I'm not asking for less safety in the car. I'm asking for the same operational seriousness for the meter. Real maximum deadlines. Named people responsible. Administrative silence that isn't a strategy. Connections that don't cost a fortune just because «that's how the system works». An electricity market where increasing your power supply isn't a feudal ordeal.

If Europe can demand hundreds of requirements from Tesla, it can demand something simpler from its own grid operators: that they function.

What I do while Europe makes up its mind

While that seriousness arrives — if it arrives — I do what I always do: design so the client depends less on the paperwork.

If the grid doesn't arrive, we go off-grid intelligently. If the grid arrives but punishes peaks, we do peak shaving. If the site connection is an administrative hostage situation, we shield it with hybrid systems and batteries. If the reinforcement quote is a rip-off, we look for the technical architecture that makes it irrelevant.

That's not anti-system. It's survival. It's the same logic that made me value FSD: good technology gives you back sovereignty. It removes your dependence on a human or institutional bottleneck that isn't in a hurry.

The assisted car gives me back attention and energy on the road. A well-designed solar system gives the client independence from a grid operator that doesn't listen. They're two sides of the same idea: don't wait forever for someone who doesn't need you.

The uncomfortable question

What's the point of a continent that homologates the car of the future if it can't plug in the present?

What's the point of talking about reindustrialisation if a factory waits eight months for a power upgrade?

What's the point of electrifying mobility if the charging point depends on a file nobody prioritises because it doesn't make the evening news?

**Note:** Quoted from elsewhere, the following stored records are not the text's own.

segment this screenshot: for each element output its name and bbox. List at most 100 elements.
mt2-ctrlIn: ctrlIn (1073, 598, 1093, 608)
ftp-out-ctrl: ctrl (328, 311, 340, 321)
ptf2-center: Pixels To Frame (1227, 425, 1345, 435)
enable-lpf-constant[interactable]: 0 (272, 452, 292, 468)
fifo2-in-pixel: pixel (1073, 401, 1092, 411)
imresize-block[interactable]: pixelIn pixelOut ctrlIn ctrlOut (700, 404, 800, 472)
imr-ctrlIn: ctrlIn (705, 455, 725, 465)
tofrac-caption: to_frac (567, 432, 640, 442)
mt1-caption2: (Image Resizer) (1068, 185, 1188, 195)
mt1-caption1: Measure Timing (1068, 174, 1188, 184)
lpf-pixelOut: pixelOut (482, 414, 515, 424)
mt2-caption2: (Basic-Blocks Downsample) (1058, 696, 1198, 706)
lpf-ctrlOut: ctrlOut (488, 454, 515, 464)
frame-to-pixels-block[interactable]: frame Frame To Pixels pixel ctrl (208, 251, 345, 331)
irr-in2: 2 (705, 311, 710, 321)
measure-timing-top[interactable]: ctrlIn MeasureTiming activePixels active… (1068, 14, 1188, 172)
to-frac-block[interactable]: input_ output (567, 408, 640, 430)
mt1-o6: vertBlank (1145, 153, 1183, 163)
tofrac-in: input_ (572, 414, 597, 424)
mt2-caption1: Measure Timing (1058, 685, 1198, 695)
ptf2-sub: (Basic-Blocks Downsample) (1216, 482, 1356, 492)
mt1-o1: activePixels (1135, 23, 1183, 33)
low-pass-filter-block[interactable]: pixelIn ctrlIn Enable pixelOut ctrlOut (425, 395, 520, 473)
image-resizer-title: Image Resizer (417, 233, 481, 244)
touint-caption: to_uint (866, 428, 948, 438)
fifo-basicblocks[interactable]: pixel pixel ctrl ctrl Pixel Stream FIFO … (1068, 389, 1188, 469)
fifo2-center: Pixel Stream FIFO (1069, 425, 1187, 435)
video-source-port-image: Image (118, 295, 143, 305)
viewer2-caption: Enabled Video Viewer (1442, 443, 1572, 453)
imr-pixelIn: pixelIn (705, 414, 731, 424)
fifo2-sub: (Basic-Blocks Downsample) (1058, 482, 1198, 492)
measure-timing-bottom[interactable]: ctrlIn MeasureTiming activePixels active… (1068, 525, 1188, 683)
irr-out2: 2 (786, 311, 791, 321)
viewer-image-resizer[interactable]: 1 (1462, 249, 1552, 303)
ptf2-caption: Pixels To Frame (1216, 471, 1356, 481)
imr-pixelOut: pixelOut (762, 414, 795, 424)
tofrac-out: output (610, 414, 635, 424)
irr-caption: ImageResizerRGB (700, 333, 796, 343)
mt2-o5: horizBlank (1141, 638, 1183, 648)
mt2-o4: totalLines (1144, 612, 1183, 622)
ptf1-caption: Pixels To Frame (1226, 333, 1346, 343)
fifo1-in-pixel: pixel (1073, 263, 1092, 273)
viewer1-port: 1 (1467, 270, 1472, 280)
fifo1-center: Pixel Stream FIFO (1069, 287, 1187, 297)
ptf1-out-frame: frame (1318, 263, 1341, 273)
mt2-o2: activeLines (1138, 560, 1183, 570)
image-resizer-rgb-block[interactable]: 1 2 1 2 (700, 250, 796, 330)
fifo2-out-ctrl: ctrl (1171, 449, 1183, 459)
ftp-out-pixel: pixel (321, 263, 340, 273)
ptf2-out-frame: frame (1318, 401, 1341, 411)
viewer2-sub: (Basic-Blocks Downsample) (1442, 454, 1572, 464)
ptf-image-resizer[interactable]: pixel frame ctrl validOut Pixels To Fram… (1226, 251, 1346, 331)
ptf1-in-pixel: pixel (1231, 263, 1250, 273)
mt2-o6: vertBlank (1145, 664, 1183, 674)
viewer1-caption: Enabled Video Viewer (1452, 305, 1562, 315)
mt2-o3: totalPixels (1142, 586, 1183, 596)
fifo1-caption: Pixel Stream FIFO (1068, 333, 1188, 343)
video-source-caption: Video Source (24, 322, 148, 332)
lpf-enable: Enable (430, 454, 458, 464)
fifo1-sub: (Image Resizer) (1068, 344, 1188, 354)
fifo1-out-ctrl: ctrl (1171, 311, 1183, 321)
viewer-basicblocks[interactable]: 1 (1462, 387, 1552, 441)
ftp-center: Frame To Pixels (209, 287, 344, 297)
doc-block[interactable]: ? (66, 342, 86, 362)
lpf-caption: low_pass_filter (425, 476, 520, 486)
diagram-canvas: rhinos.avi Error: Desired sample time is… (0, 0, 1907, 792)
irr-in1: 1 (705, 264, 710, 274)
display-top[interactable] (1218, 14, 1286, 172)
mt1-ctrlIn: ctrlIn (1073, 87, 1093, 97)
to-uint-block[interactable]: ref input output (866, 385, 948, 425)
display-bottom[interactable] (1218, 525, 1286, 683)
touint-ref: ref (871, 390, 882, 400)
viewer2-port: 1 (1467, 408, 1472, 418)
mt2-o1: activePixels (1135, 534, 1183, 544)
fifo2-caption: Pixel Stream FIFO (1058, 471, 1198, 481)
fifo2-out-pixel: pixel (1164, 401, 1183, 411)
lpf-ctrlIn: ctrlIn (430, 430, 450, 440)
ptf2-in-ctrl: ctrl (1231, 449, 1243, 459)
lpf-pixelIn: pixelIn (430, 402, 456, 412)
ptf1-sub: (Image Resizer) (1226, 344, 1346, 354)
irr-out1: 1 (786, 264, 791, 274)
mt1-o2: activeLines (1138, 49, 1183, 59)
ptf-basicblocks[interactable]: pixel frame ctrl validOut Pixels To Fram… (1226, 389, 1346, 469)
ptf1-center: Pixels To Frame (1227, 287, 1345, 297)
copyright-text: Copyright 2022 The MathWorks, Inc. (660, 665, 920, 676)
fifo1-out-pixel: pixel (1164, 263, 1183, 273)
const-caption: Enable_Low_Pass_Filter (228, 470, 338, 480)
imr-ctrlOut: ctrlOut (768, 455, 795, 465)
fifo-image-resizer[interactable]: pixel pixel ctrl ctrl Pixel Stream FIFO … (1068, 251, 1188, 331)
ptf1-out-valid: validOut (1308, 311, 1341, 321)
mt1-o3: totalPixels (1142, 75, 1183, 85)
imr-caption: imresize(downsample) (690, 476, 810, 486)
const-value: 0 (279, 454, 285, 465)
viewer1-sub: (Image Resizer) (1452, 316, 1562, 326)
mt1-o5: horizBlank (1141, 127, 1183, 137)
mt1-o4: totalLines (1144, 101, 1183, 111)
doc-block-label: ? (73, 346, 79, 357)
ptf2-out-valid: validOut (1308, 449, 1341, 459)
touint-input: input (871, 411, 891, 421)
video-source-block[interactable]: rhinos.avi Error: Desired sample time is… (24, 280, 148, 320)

Europe doesn't have a talent problem. It has an attention hierarchy problem. It attends to what shines. It neglects what sustains.

Closing

I'll keep using FSD where appropriate, with discipline, without pretending it is already legal in Spain — because it isn't. And I'll keep installing solutions that reduce dependence on the impossibly slow meter. I don't see a contradiction. I see the same diagnosis twice: Europe celebrates what's sexy and abandons the basics.

Europe has already proven it can regulate the complex when it wants to. Now it has to prove it can operate the simple when it needs to. Because the future isn't measured only in historic approvals. It's measured in whether, on a Tuesday morning, the factory has power, the home has capacity, and the file isn't a black hole.

The self-driving car already has a date on the European calendar. The meter, in too many cases, still doesn't. And that asymmetry — more than any cookie banner — is the exact portrait of a continent staring at its own reflection of the future… while tripping over the cable of the present.